Sonntag, 23. Mai 2010 der Bühne, alle scheinen irgendwie einfach glücklich und zufrieden zu sein. Nachdem alles vorbei ist wird wieder eine Runde Flunkyball gespielt. Flunkyball funktioniert folgender maßen, es gibt zwei Teams die sich in einem abstand von ca 20 Metern gegenüberstehen. Jeder Spieler hat eine geöffnete Bierflasche vor sich stehen. Es wird abwechselnd, von der einen Seite zur anderen, versucht mit einem Tennisball eine Plastikflasche zu treffen, die in der Mitte steht. Triff man die Flasche und sie fällt um muss jeder im Team versuchen so viel Bier wie möglich zu trinken. Dafür ist allerdings nur so lange Zeit, wie das andere Team braucht um die Plastikflasche wieder aufzustellen und den Tennisball einzusammeln. Dann wird weiter geworfen. Gewonnen hat das Team, welches alle Biere zuerst restlos leer gemacht hat. Dazu kommen allerdings noch einige erschwerende Sonderregeln, die bei Verstoss meist mit einem Strafbier geahndet werden. Am Freitag waren es beim Flunkyball nur ein paar Helfer, die noch etwas Energie übrig hatten. Am Samstag wurde dann Helfer gegen Gäste, die neugierig geworden waren, gespielt. Heute artet es völlig aus. Die schwedische Band spielt gegen die Securities, die Tontechniker gegen Murder By Death und OBS-Besucher gegen betrunkene Glitterhouse-Mitarbeiter. Wer nicht mitspielen will, oder nicht mehr kann,

sitzt auf oder vor der Bühne und schaut sich das ganze Spektakel fachsimpelnd an. Danach geht es dann zum letzten mal in den Stadtkrug, wo wieder bis zum Sonnenschein getanzt wird.

Montag, 24. Mai 2010 Selbstverständlich geht es mir auch heute nicht besser. Aber zu dem Kater und der körperlichen Erschöpfung, zwei Zustände, die ich nun sehr gut kenne, kommt ein neues Gefühl, das deprimierende Gefühl, dass heute alles vorbei ist. Eigentlich sollte ich mich freuen, endlich wieder mein eigenes Bett, regelmäßiger Schlaf und ein geregelter Alltag.
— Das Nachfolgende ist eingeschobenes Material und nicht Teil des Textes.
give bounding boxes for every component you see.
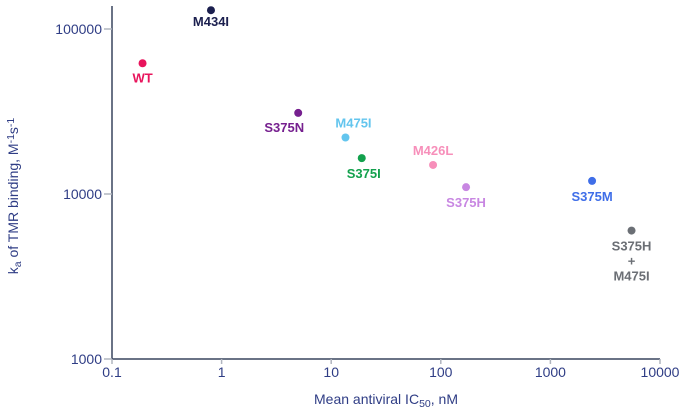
data-point-label-S375N: S375N (264, 120, 304, 135)
x-tick-label: 0.1 (102, 364, 122, 380)
data-point-label-S375H-M475I: S375H (612, 239, 652, 254)
data-point-S375M (588, 176, 597, 185)
data-point-M434I (206, 6, 215, 15)
data-point-M475I (341, 133, 350, 142)
x-tick-label: 1000 (535, 364, 566, 380)
y-tick-label: 10000 (63, 186, 102, 202)
data-point-label-M475I: M475I (335, 116, 371, 131)
data-point-label-S375M: S375M (571, 189, 612, 204)
data-point-S375H-M475I (627, 226, 636, 235)
y-tick-label: 1000 (71, 351, 102, 367)
data-point-S375H (462, 183, 471, 192)
data-point-label-M434I: M434I (193, 14, 229, 29)
data-point-label-M426L: M426L (413, 143, 454, 158)
x-tick-label: 10000 (641, 364, 680, 380)
data-point-WT (138, 59, 147, 68)
y-tick-label: 100000 (55, 21, 102, 37)
x-tick-label: 1 (218, 364, 226, 380)
x-tick-label: 100 (429, 364, 453, 380)
data-point-S375I (357, 154, 366, 163)
data-point-S375N (294, 108, 303, 117)
data-point-label-S375H-M475I: + (628, 254, 636, 269)
data-point-M426L (429, 160, 438, 169)
data-point-label-WT: WT (132, 70, 152, 85)
data-point-label-S375I: S375I (347, 166, 381, 181)
x-tick-label: 10 (323, 364, 339, 380)
x-axis-title: Mean antiviral IC50, nM (314, 391, 458, 410)
data-point-label-S375H: S375H (446, 195, 486, 210)
y-axis-title: ka of TMR binding, M-1s-1 (5, 118, 24, 275)
data-point-label-S375H-M475I: M475I (613, 269, 649, 284)
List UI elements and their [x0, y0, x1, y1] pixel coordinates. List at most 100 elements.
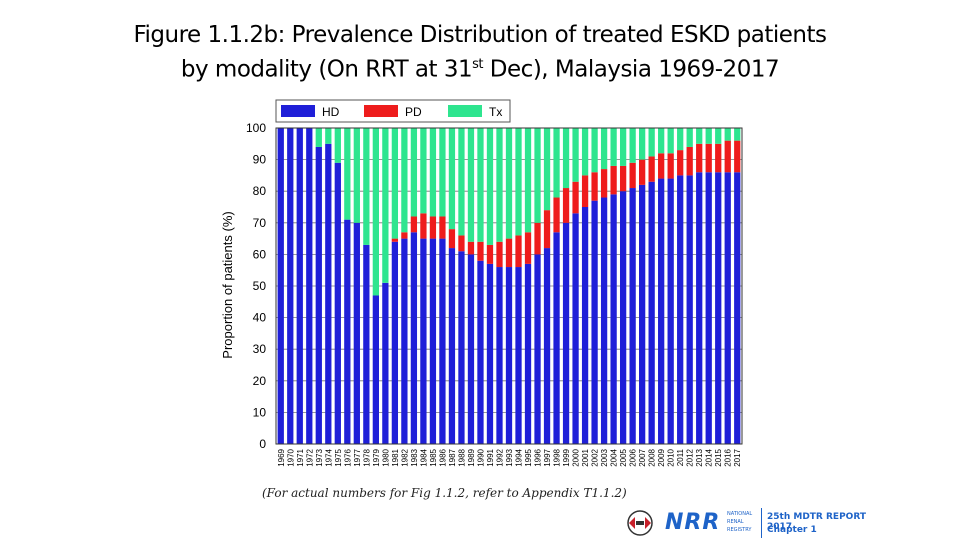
x-tick-label: 2016: [724, 448, 733, 466]
y-axis-label: Proportion of patients (%): [220, 211, 235, 358]
bar-pd-1987: [448, 229, 456, 249]
bar-tx-1987: [448, 128, 456, 230]
bar-tx-1994: [515, 128, 522, 236]
bar-tx-1996: [534, 128, 541, 223]
x-tick-label: 1973: [315, 448, 324, 466]
bar-tx-1974: [325, 128, 332, 144]
x-tick-label: 1969: [277, 448, 286, 466]
bar-tx-2017: [734, 128, 741, 141]
footer-logo: NRR NATIONAL RENAL REGISTRY 25th MDTR RE…: [625, 508, 885, 538]
bar-pd-2001: [581, 175, 589, 207]
x-tick-label: 2015: [714, 448, 723, 466]
bar-tx-2001: [581, 128, 589, 176]
y-tick-label: 50: [253, 279, 267, 293]
y-tick-label: 100: [246, 121, 266, 135]
x-tick-label: 1977: [353, 448, 362, 466]
x-tick-label: 1987: [448, 448, 457, 466]
bar-pd-1984: [420, 213, 427, 239]
bar-tx-1985: [429, 128, 437, 217]
bar-hd-1997: [543, 248, 551, 444]
legend-label-hd: HD: [322, 105, 340, 119]
bar-hd-1976: [344, 219, 351, 444]
bar-pd-1991: [486, 244, 494, 264]
bar-tx-2014: [705, 128, 712, 144]
legend-swatch-pd: [364, 105, 398, 117]
y-tick-label: 80: [253, 184, 267, 198]
bar-hd-1980: [382, 282, 389, 444]
bar-tx-1977: [353, 128, 360, 223]
bar-pd-2012: [686, 146, 693, 176]
x-tick-label: 1994: [515, 448, 524, 466]
bar-hd-1985: [429, 238, 437, 444]
bar-tx-2009: [658, 128, 665, 154]
bar-pd-2000: [572, 181, 579, 214]
bar-tx-1988: [458, 128, 465, 236]
title-line-1: Figure 1.1.2b: Prevalence Distribution o…: [133, 22, 827, 48]
bar-pd-1989: [467, 241, 475, 255]
title-line-2-post: Dec), Malaysia 1969-2017: [483, 56, 780, 83]
legend-label-tx: Tx: [489, 105, 502, 119]
bar-pd-2010: [667, 153, 674, 179]
bar-hd-1969: [277, 128, 284, 444]
bar-tx-2008: [648, 128, 655, 157]
bar-pd-1998: [553, 197, 560, 233]
x-tick-label: 1995: [524, 448, 533, 466]
bar-pd-2004: [610, 165, 617, 195]
bar-pd-1997: [543, 210, 551, 249]
bar-pd-2007: [639, 159, 646, 185]
bar-hd-1978: [363, 244, 370, 444]
x-tick-label: 1986: [438, 448, 447, 466]
logo-divider: [761, 508, 762, 538]
x-tick-label: 1980: [381, 448, 390, 466]
x-tick-label: 2009: [657, 448, 666, 466]
bar-hd-1975: [334, 162, 341, 444]
x-tick-label: 2002: [591, 448, 600, 466]
x-tick-label: 2017: [733, 448, 742, 466]
bar-tx-2007: [639, 128, 646, 160]
bar-hd-1979: [372, 295, 379, 444]
bar-pd-1983: [410, 216, 418, 233]
report-title: 25th MDTR REPORT 2017: [767, 512, 866, 532]
bar-pd-2003: [600, 169, 608, 198]
bar-hd-1987: [448, 248, 456, 444]
x-tick-label: 1970: [286, 448, 295, 466]
bar-hd-1973: [315, 146, 322, 444]
bar-hd-2002: [591, 200, 598, 444]
bar-hd-2016: [724, 172, 731, 445]
bar-tx-2005: [619, 128, 627, 166]
bar-hd-1974: [325, 143, 332, 445]
x-tick-label: 1978: [362, 448, 371, 466]
bar-hd-1986: [439, 238, 446, 444]
title-line-2: by modality (On RRT at 31st Dec), Malays…: [0, 50, 960, 85]
x-tick-label: 1974: [324, 448, 333, 466]
registry-emblem-icon: [627, 510, 653, 536]
bar-pd-1999: [562, 188, 570, 223]
bar-hd-2017: [734, 172, 741, 445]
y-tick-label: 30: [253, 342, 267, 356]
bar-pd-2013: [696, 143, 703, 173]
x-tick-label: 2000: [572, 448, 581, 466]
x-tick-label: 1991: [486, 448, 495, 466]
x-tick-label: 2003: [600, 448, 609, 466]
y-tick-label: 40: [253, 311, 267, 325]
bar-tx-1984: [420, 128, 427, 214]
bar-tx-2016: [724, 128, 731, 141]
registry-small-line-1: NATIONAL: [727, 511, 753, 517]
x-tick-label: 1999: [562, 448, 571, 466]
bar-hd-2015: [715, 172, 722, 445]
x-tick-label: 2012: [686, 448, 695, 466]
registry-small-line-2: RENAL: [727, 519, 744, 525]
x-tick-label: 2004: [610, 448, 619, 466]
bar-hd-2005: [619, 191, 627, 444]
bar-tx-2004: [610, 128, 617, 166]
x-tick-label: 1983: [410, 448, 419, 466]
bar-hd-1972: [306, 128, 313, 444]
bar-hd-1993: [505, 267, 513, 444]
chart-legend: HD PD Tx: [275, 99, 511, 123]
bar-hd-2004: [610, 194, 617, 444]
y-tick-label: 10: [253, 405, 267, 419]
x-tick-label: 1996: [534, 448, 543, 466]
x-tick-label: 2001: [581, 448, 590, 466]
plot-frame: [275, 127, 743, 445]
bar-pd-1981: [391, 238, 399, 242]
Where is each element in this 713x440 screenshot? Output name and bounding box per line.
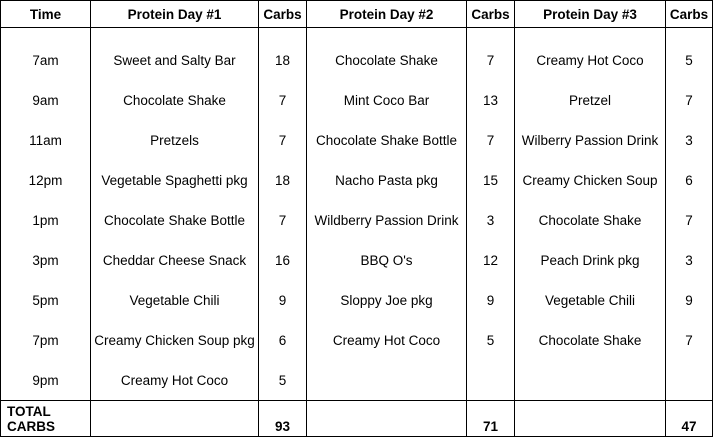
- table-row: 11am Pretzels 7 Chocolate Shake Bottle 7…: [0, 120, 713, 160]
- time-cell: 9am: [0, 80, 91, 120]
- day3-carbs: [665, 360, 713, 401]
- time-cell: 7am: [0, 40, 91, 80]
- day3-carbs: 7: [665, 80, 713, 120]
- day1-item: Chocolate Shake Bottle: [90, 200, 259, 240]
- day1-carbs: 7: [258, 200, 307, 240]
- header-row: Time Protein Day #1 Carbs Protein Day #2…: [0, 0, 713, 28]
- day2-carbs: 13: [466, 80, 515, 120]
- day1-carbs: 18: [258, 160, 307, 200]
- day2-carbs: 5: [466, 320, 515, 360]
- day3-item: Vegetable Chili: [514, 280, 666, 320]
- time-cell: 7pm: [0, 320, 91, 360]
- day3-item: Wilberry Passion Drink: [514, 120, 666, 160]
- day2-carbs: 3: [466, 200, 515, 240]
- day1-item: Vegetable Chili: [90, 280, 259, 320]
- day3-carbs: 3: [665, 240, 713, 280]
- day1-carbs: 7: [258, 80, 307, 120]
- totals-row: TOTAL CARBS 93 71 47: [0, 400, 713, 437]
- day2-item: Creamy Hot Coco: [306, 320, 467, 360]
- day3-item: Chocolate Shake: [514, 320, 666, 360]
- day1-item: Sweet and Salty Bar: [90, 40, 259, 80]
- day1-carbs: 9: [258, 280, 307, 320]
- time-cell: 3pm: [0, 240, 91, 280]
- table-row: 3pm Cheddar Cheese Snack 16 BBQ O's 12 P…: [0, 240, 713, 280]
- spacer-row: [0, 27, 713, 40]
- day2-item: Chocolate Shake: [306, 40, 467, 80]
- day2-item: Wildberry Passion Drink: [306, 200, 467, 240]
- day2-item: Sloppy Joe pkg: [306, 280, 467, 320]
- day3-item: Creamy Hot Coco: [514, 40, 666, 80]
- day3-carbs: 3: [665, 120, 713, 160]
- day2-carbs: 7: [466, 40, 515, 80]
- day3-carbs: 6: [665, 160, 713, 200]
- day3-item: Peach Drink pkg: [514, 240, 666, 280]
- table-row: 9pm Creamy Hot Coco 5: [0, 360, 713, 401]
- day2-item: Chocolate Shake Bottle: [306, 120, 467, 160]
- day3-item: Creamy Chicken Soup: [514, 160, 666, 200]
- day2-carbs: 15: [466, 160, 515, 200]
- day2-carbs: [466, 360, 515, 401]
- day3-item: [514, 360, 666, 401]
- day3-carbs: 7: [665, 320, 713, 360]
- day3-item: Chocolate Shake: [514, 200, 666, 240]
- day1-carbs: 5: [258, 360, 307, 401]
- day2-carbs: 7: [466, 120, 515, 160]
- time-cell: 1pm: [0, 200, 91, 240]
- header-protein-day-1: Protein Day #1: [90, 0, 259, 28]
- header-protein-day-3: Protein Day #3: [514, 0, 666, 28]
- header-protein-day-2: Protein Day #2: [306, 0, 467, 28]
- table-row: 7am Sweet and Salty Bar 18 Chocolate Sha…: [0, 40, 713, 80]
- day1-item: Vegetable Spaghetti pkg: [90, 160, 259, 200]
- header-time: Time: [0, 0, 91, 28]
- table-row: 5pm Vegetable Chili 9 Sloppy Joe pkg 9 V…: [0, 280, 713, 320]
- time-cell: 11am: [0, 120, 91, 160]
- day1-carbs: 16: [258, 240, 307, 280]
- day2-item: BBQ O's: [306, 240, 467, 280]
- day1-item: Cheddar Cheese Snack: [90, 240, 259, 280]
- table-row: 9am Chocolate Shake 7 Mint Coco Bar 13 P…: [0, 80, 713, 120]
- table-row: 12pm Vegetable Spaghetti pkg 18 Nacho Pa…: [0, 160, 713, 200]
- day1-item: Chocolate Shake: [90, 80, 259, 120]
- day3-carbs: 5: [665, 40, 713, 80]
- day3-carbs: 7: [665, 200, 713, 240]
- day3-carbs: 9: [665, 280, 713, 320]
- day2-carbs: 9: [466, 280, 515, 320]
- day2-item: Nacho Pasta pkg: [306, 160, 467, 200]
- time-cell: 12pm: [0, 160, 91, 200]
- header-carbs-day-1: Carbs: [258, 0, 307, 28]
- day1-carbs: 6: [258, 320, 307, 360]
- time-cell: 9pm: [0, 360, 91, 401]
- table-row: 1pm Chocolate Shake Bottle 7 Wildberry P…: [0, 200, 713, 240]
- day1-item: Pretzels: [90, 120, 259, 160]
- day2-item: Mint Coco Bar: [306, 80, 467, 120]
- day1-carbs: 7: [258, 120, 307, 160]
- day3-item: Pretzel: [514, 80, 666, 120]
- total-carbs-label: TOTAL CARBS: [0, 400, 91, 437]
- total-carbs-day-1: 93: [258, 400, 307, 437]
- day1-carbs: 18: [258, 40, 307, 80]
- day1-item: Creamy Chicken Soup pkg: [90, 320, 259, 360]
- table-row: 7pm Creamy Chicken Soup pkg 6 Creamy Hot…: [0, 320, 713, 360]
- day1-item: Creamy Hot Coco: [90, 360, 259, 401]
- header-carbs-day-2: Carbs: [466, 0, 515, 28]
- header-carbs-day-3: Carbs: [665, 0, 713, 28]
- day2-carbs: 12: [466, 240, 515, 280]
- day2-item: [306, 360, 467, 401]
- total-carbs-day-2: 71: [466, 400, 515, 437]
- total-carbs-day-3: 47: [665, 400, 713, 437]
- time-cell: 5pm: [0, 280, 91, 320]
Aber wenn ich es mir aussuchen könnte, dann würde ich das auf der Stelle gegen eine weitere Woche OBS eintauschen. Erst jetzt versteh ich auch den diesjährigen Motto-Spruch “Das kann man nicht twittern!”, das kann man wirklich nicht twittern, man kann es vielleicht beschrieben, ich glaube, man kann es nie wirklich verstehen, wenn man nicht einmal hier dabei gewesen ist. Bevor es nach hause geht ist natürlich noch jede Menge zu tun, schließlich muss alles was in der Woche davor aufgebaut worden ist wieder abgebaut werden und Bauzäume werden nach einer Woche feiern natürlich nicht leichter, aber sind zu Glück noch reichlich Helfer geblieben und so lässt sich alles, zumindest das

Gröbste, an einem Tag erledigen. Beim Blick in die Gesichter der anderen wird mir klar, dass hier niemand froh ist, dass das OBS vorbei ist. Das ist wohl der berühmte Post-OBS-Blues, der übrigens nicht nur Helfer sondern auch Gäste befällt, zumindest wenn man den Einträgen im OBS-Gästebuch glauben schenken kann. Wieder zuhause angekommen, hallt der OBS-Blues noch Weile nach, alle Menschen im Alltag wirken dann irgendwie unfreundlich und schlecht gelaunt. Aber je mehr ich darüber nachdenke desto mehr kann ich mich auch drüber freuen, denn im nächsten Jahr steht das 15 Orange Blossom Special an und da werde ich garantiert wieder dabei sein! Und die ganze Jungs und Mädels der letzten Woche seh’ ich ohnehin schon vorher wieder, denn im August gibt es für alle Helfer im Glitterhouse-Garten das alljährliche OBSMitarbeiter-Flunkyball-Turnier.